Sounds extreme, but there are two hormones in your body that work opposite each other to control how hungry you feel. If the level of one hormone – called leptin – is low and the other – called ghrelin – is high, then signals are sent to your brain to say you are hungry. If the levels are reversed, then your brain thinks you are full.
Lack of sleep over a few nights has shown that the levels of these two hormones change enough to make you crave high-calorie foods.
GoodtoKnow sleep tip: Don’t drink before bed. Although alcohol helps you go to sleep, it will also make sure you wake up throughout the night and your quality of sleep will be worse than normal. Just say no to that night cap!
Damage shocker 5: Brain
There are strong links between lack of sleep and depression and our mental health. In the short-term, most of us will have experienced a slowing down of thought when we’re tired. In fact, just one night of poor sleep affects your learning ability and memory. After two consecutive nights of insomnia, your reactions will slow down and you’ll start to make mistakes.
Mental illness has also been linked to long-term lack of sleep. Sleep basically restores our emotional brain circuits and the longer these aren’t recharged, the worse the long-term effect. Lack of sleep can’t cause depression, but it can make any symptoms you have a lot worse.

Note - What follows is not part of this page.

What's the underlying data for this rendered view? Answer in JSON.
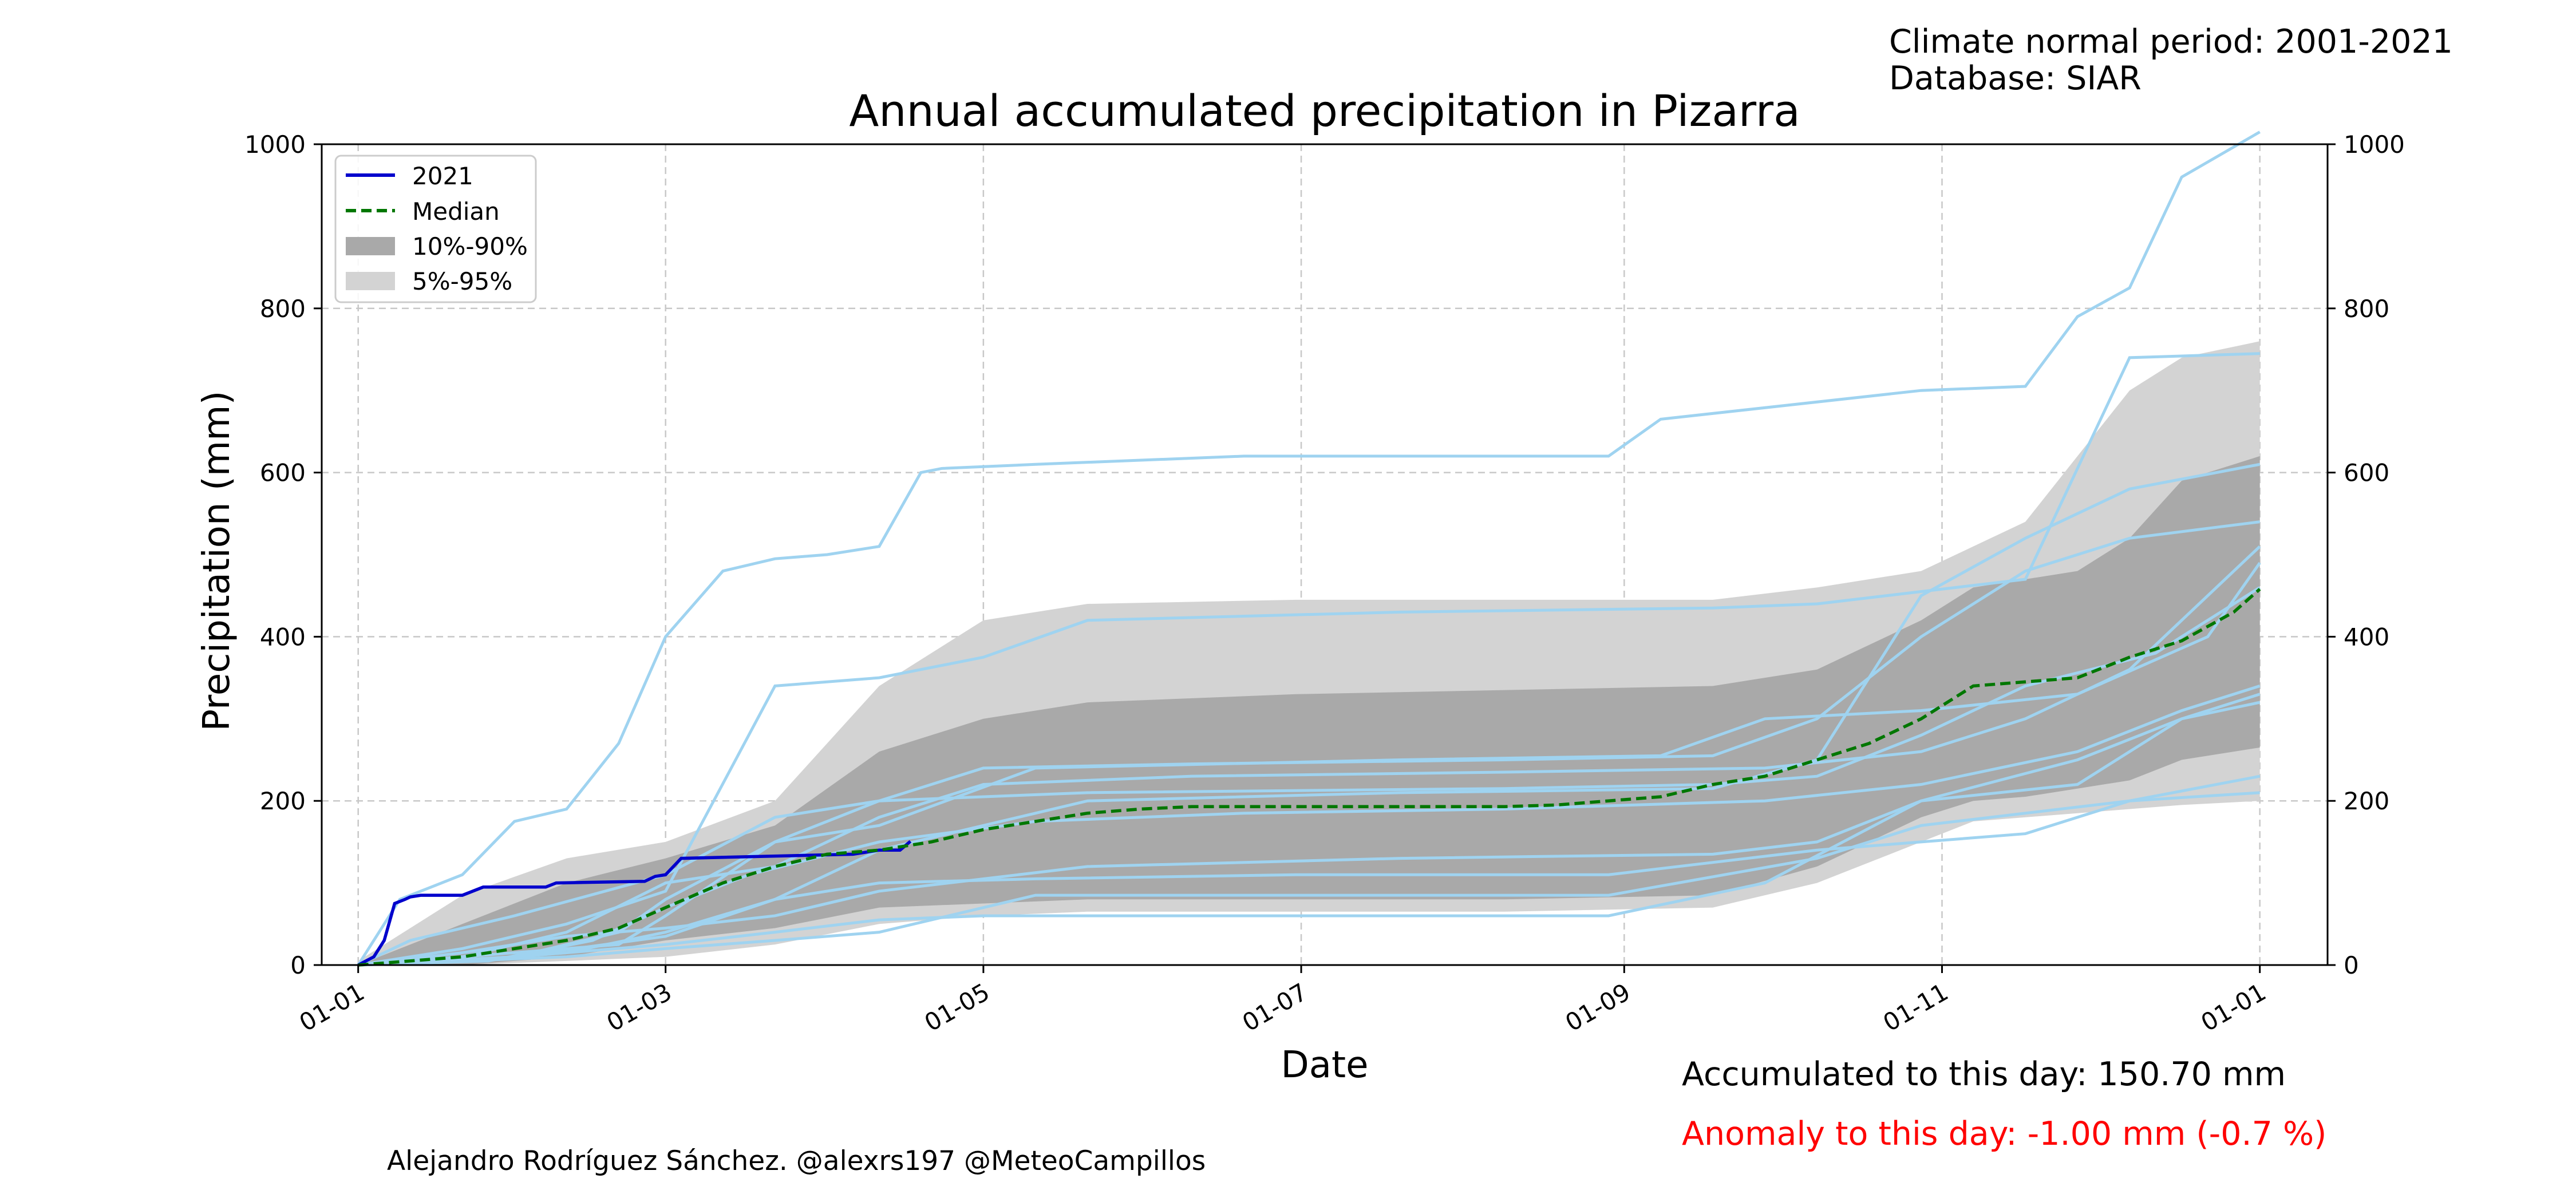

GoodtoKnow sleep tip: Have a hot milky drink. It may sound like something your mum might say, but it really does help. Milk is high in calcium which experts say is good for sleep. It’s also rich in something called tryptophan which the body converts into serotonin – a natural hormone in the body that can make you sleepy.
Damage shocker 6: Colon and breasts
Recent studies have shown that people who do shift work and work nights are more likely to get breast cancer and colon cancer. Scientists think that exposure to light at night lowers the levels of the hormone melatonin. Melatonin is thought to protect against cancer by affecting levels of other hormones, such as oestrogen. Melatonin basically is an anti-cancer hormone and protects the body against tumours.
Experts believe that this is just as likely to happen to people who suffer from disturbed sleep and insomnia.
GoodtoKnow sleep tip: Buy a new bed. If your bed is more than 10 years old, then it could be well past its sell-by date. Its structure is likely to be 75% worse than when it was new and will disrupt your sleep. A new bed, according to research, will give you an average of 42 minutes every night. We’ll take that!